Unfortunately, the lack of visibility is not going to go away because proprietary secrets are a religious experience for most vendors, even when it renders their product a pain in the butt.

The flaw in software development psychology

These are contributing factors to the problem, and it takes us back to that first monograph that left you wondering why I even mentioned it.  Productivity.  Productivity isn't just getting code out the door.  It's getting out code that you can fix when it comes back.  That you can modify without breaking things.  That doesn't cost you two months' debugging time for something that took three days to write.

This is a problem I have with Agile and similar "rapid development" methodologies.  I suspect that they are most beneficial to their creators who are sitting back collecting royalties while companies are stumbling over each other to grab onto the latest fad.  They focus on quick results, not sound results.

The factors that make actual software productivity so difficult to measure is that every little pieces impacts every other little piece.  How you write code today will impact how someone else adds a feature or tracks down a bug two years down the road, and that is something that counting lines of code per day is never going to accomplish.

And here is the flaw in our psychology: we focus so much on how the software is supposed to work that we neglect how it is supposed to break.

There is a solution

I recall a problem that I ran into at Heidelberg Web Systems.  They had an application in C++ that would crash every now and then, and as the story went, three developers before me tried to track it down and failed.

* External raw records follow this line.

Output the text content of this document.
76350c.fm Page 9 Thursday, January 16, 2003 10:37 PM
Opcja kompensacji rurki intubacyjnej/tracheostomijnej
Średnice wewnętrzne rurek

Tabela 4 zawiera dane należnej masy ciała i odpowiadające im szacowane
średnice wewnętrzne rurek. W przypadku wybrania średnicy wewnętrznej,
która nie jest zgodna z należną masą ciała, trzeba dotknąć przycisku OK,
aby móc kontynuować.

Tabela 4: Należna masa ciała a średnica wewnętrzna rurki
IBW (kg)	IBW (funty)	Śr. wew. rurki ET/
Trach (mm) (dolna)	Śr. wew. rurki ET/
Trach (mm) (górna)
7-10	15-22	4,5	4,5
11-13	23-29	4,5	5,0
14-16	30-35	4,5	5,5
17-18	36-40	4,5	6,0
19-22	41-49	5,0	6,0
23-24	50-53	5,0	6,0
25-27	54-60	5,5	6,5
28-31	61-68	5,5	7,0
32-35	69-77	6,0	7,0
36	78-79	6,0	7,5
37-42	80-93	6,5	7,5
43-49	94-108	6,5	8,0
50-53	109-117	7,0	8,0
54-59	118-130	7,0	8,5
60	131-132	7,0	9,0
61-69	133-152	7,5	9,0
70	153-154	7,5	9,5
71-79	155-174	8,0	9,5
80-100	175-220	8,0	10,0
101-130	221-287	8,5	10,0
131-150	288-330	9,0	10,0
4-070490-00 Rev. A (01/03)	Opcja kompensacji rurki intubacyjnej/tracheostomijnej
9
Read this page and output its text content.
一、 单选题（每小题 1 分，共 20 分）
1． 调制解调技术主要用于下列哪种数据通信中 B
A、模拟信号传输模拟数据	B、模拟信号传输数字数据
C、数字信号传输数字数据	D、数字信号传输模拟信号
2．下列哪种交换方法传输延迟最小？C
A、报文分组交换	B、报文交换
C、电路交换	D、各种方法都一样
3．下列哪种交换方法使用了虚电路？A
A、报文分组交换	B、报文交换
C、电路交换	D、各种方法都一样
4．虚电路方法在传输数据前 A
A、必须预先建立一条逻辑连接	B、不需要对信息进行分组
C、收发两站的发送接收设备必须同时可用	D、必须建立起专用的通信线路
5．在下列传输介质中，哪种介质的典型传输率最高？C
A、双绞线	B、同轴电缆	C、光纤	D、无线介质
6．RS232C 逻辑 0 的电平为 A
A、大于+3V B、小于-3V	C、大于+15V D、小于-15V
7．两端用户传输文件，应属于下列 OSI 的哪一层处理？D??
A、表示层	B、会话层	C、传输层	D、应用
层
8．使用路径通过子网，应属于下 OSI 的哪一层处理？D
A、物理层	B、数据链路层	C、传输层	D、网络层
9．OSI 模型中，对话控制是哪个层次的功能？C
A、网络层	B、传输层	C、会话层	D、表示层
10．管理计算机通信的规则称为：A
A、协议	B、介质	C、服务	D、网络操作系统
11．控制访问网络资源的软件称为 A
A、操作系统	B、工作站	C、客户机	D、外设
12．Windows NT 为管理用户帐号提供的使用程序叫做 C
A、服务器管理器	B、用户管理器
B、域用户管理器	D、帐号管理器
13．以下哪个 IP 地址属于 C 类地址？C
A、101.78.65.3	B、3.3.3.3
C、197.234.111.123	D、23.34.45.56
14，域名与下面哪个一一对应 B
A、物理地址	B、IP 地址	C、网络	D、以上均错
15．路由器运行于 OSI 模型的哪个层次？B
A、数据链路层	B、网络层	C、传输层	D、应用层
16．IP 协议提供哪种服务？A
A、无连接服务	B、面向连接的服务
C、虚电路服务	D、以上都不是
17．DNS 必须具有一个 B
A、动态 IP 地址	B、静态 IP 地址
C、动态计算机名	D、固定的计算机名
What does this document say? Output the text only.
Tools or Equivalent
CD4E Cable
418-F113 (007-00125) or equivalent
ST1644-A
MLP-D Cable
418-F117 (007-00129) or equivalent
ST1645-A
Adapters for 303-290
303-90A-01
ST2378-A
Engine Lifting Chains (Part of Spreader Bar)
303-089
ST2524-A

I don't remember the whole story now, so please be tolerant.  What I do remember is that I wrote a stack trace class similar to Java's that when provoked by the top-level exception handler would tell me exactly where the exception was thrown and how it got there.

Problem fixed that day.

Event handlers are a similar case.  We need to know not only what happens in the event handler, but exactly how it got there, even if it has to go through the operating system in the process.  I imagine there is a way to do that in C++; I haven't thought but about it yet.  But that's not the point.

The point is that we need a different mind set.  When we start software development, from the ground up, we need the hooks built in to let us track down elusive bugs like these.  We need that information, because we can't debug without it.  Sure, they can be in compiler switches or something and so excised for the production build, but they have to be there!

Failing in this regard is a big ding in overall programmer productivity.  What management has to do is not measure it, but encourage it.